Sanırım artık alıştık...
Ölümlere öylesine alıştık ki artık tepkisiz kalmaya başladık. Bu tepkisizlik hali öyle bir duruma geldi ki bırakın bir ölümü, yüzlerce hayatın son bulduğu ölümlere bile duyarsız kalmaya başladık. Ölümün kanıksanma hali bu olsa gerek. Soma'da, Çorlu tren katliamında, Ankara Gar katliamında, Van'da mültecilerin batan teknesinde, kadın cinayetlerinde, çocuk cinayetlerinde...
Bizim için ölümler birer rakam haline gelmeye başladı. Oysaki her ölüm ardından yüzlerce acı bırakıyor. Kiminin eşi, kiminin ağabeyi, kiminin annesi, babası...
Onlarla birlikte başka hayatlar da yok olup gidiyor.
Dün yine bir cinayet ile sarsıldık. Tıpkı bundan bir iki hafta önce olduğu gibi...
Hatta ondan da bir hafta önce, hatta ve hatta ondan bir hafta kadar daha önce...
Haftalarımız ölümle dolu. Bu ölümlerin acı tarafı, bizlerin kontrolünde, bizlerin etkisi ile yaşanıyor olması.
Dün Muğla'da bir kadın vahşice öldürüldü. Vahşet kelimesinin bile yetersiz kaldığı bir ölüm bu. Gencecik bir kadın, önce boğularak öldürüldü, ardından yakılmaya çalışıldı, bir varile konuldu ve ormanda üstüne beton dökülerek katledildi. Artık alışık olduğumuz bir kelime kalıbı haline gelen "kadın cinayetlerinden" birisi yaşandı.
Sebebi için onlarca şey söylenmeye başladı bile. Hiçbir gerekçe vahşi bir cinayeti haklı çıkaramaz. Suçtan kurtulmak için genç kadının kendisini eşine söylemek ile tehdit ettiğini söylemeye başladı bile katil. Hatta bu haberler sonrası gerek sosyal medyada gerek haber yorumlarında bu ölümü "haklı" bulanlar bile türemeye başladı. Genç kadının evli bir erkek ile beraber olmasının ahlak bekçiliğine soyunanlar da cabası. Ahlak dersi verenler hiç televizyon izlemiyor sanırım. Yaşanan doğrudur, yanlıştır, bunun hükmünü vermek bize düşmez. Hiçbir bahane de bu cinayeti "masum" göstermez. Burada verilen tepkiler bile bizlerin bu cinayetlere giden yollardaki taşları nasıl döşediğimizin bir göstergesidir.
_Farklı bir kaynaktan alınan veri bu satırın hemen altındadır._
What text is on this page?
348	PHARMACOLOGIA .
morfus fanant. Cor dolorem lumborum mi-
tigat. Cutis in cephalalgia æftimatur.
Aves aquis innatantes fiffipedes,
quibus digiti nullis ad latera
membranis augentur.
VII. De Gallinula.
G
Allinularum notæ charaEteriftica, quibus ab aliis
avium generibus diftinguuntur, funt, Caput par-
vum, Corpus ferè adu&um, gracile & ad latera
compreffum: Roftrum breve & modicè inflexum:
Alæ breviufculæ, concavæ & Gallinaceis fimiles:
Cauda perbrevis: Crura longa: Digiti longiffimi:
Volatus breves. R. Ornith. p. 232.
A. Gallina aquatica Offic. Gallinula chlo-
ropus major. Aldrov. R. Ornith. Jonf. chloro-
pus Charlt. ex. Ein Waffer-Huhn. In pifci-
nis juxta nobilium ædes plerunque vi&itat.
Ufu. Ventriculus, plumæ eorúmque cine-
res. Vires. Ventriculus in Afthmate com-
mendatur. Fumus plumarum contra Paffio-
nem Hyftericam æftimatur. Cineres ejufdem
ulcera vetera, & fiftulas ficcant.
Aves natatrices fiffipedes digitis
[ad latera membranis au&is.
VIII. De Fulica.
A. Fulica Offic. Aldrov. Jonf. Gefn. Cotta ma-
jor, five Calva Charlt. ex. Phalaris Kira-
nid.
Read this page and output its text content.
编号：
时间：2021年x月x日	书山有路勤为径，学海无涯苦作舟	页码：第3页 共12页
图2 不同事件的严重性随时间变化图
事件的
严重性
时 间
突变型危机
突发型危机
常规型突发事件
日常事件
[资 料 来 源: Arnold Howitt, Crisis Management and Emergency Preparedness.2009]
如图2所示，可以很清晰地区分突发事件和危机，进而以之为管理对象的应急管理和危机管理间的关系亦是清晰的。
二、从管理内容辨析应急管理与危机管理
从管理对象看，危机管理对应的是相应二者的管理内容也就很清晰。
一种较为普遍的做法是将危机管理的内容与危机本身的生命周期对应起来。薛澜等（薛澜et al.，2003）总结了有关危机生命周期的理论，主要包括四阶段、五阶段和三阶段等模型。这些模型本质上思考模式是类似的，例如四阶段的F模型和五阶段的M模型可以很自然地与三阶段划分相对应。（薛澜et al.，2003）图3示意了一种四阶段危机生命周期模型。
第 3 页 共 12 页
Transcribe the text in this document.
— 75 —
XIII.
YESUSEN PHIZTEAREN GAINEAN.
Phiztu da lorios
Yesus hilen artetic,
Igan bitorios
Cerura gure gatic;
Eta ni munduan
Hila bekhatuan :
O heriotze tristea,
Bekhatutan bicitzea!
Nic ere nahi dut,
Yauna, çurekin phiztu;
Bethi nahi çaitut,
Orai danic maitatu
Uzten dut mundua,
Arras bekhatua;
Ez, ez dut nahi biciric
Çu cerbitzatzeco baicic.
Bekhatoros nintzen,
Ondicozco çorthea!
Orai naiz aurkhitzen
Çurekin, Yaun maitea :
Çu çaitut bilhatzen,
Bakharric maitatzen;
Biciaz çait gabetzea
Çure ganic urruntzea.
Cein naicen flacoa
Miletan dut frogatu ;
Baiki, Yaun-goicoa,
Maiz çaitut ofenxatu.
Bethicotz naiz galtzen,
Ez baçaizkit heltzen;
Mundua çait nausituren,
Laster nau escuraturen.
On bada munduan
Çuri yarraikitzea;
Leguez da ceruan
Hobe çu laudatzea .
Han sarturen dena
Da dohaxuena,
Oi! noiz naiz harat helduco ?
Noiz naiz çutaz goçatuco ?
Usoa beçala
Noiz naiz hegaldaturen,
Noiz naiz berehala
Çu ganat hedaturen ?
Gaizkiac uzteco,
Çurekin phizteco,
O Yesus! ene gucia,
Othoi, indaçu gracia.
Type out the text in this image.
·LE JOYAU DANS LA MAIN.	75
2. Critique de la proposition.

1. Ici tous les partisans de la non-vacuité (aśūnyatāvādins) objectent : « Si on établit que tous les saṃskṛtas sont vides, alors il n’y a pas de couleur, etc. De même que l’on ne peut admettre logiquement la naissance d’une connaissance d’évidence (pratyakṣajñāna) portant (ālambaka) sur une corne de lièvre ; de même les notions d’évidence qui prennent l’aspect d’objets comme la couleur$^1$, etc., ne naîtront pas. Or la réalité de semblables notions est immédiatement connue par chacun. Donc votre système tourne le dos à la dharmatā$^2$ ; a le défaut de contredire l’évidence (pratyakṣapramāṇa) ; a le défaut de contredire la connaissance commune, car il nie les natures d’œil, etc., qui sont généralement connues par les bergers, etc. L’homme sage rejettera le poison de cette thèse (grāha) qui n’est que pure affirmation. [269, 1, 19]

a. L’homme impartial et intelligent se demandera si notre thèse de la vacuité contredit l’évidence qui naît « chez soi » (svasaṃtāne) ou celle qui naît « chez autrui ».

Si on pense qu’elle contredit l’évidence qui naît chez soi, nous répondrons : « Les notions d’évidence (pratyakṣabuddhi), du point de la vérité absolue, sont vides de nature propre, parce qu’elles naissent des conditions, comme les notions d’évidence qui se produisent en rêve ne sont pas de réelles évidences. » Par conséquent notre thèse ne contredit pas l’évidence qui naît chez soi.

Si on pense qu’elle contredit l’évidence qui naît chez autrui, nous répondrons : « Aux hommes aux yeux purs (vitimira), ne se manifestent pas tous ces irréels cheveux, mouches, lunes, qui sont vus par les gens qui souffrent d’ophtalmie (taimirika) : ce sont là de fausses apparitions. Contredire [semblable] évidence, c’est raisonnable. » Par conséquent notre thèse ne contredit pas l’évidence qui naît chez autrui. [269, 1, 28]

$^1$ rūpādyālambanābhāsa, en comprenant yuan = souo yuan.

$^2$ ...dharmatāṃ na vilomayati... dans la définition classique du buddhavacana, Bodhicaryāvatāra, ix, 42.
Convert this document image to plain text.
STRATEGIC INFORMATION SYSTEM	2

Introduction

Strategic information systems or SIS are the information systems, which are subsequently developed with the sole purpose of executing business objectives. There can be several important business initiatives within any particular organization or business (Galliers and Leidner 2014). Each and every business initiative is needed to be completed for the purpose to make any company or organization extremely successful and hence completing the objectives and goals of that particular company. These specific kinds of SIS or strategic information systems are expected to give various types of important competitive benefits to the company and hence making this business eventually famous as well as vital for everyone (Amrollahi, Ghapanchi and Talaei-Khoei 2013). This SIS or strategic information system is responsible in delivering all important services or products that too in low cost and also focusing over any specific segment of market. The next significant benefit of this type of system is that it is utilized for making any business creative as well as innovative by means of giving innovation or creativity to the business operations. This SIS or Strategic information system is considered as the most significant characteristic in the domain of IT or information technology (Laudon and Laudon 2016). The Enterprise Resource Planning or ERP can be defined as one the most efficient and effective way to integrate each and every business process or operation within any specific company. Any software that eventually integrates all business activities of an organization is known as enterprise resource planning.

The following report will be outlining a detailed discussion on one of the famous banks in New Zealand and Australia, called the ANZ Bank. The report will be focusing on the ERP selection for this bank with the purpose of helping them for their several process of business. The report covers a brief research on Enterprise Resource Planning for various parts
Toplum olarak çocuklarımızı yetiştirme tarzımız, onlara empoze ettiğimiz ahlak anlayışı, kadına bakış açısı, erkek egemen bir dil ve davranış dayatması, bizleri kadın cinayetlerinde birer şüpheli haline getiriyor doğal olarak.
Erkeğin "sevgisinden öldürdüğü" bir toplum anlayışı ile "ya benimsin ya kara toprağın" mottosuyla, kadın erkekten ayrılamaz, kadın tek başına gezemez, kadın sevgili yapamaz, kadın tek yaşayamaz gibi bir anlayışın yanında "namus" kavramı ile yüceleştirilen ve özellikle "kime göre ve neye göre ahlak" sorusundan bağımsız şekilde hayatımıza dikte edilen anlayışlar, bizleri cinayetlere ortak ediyor.
Öyle değil mi zaten...
Cinayetlere sıfat takma ihtiyacı hissediyoruz sürekli. "Aşk cinayeti", "namus cinayeti", "eş cinayeti"...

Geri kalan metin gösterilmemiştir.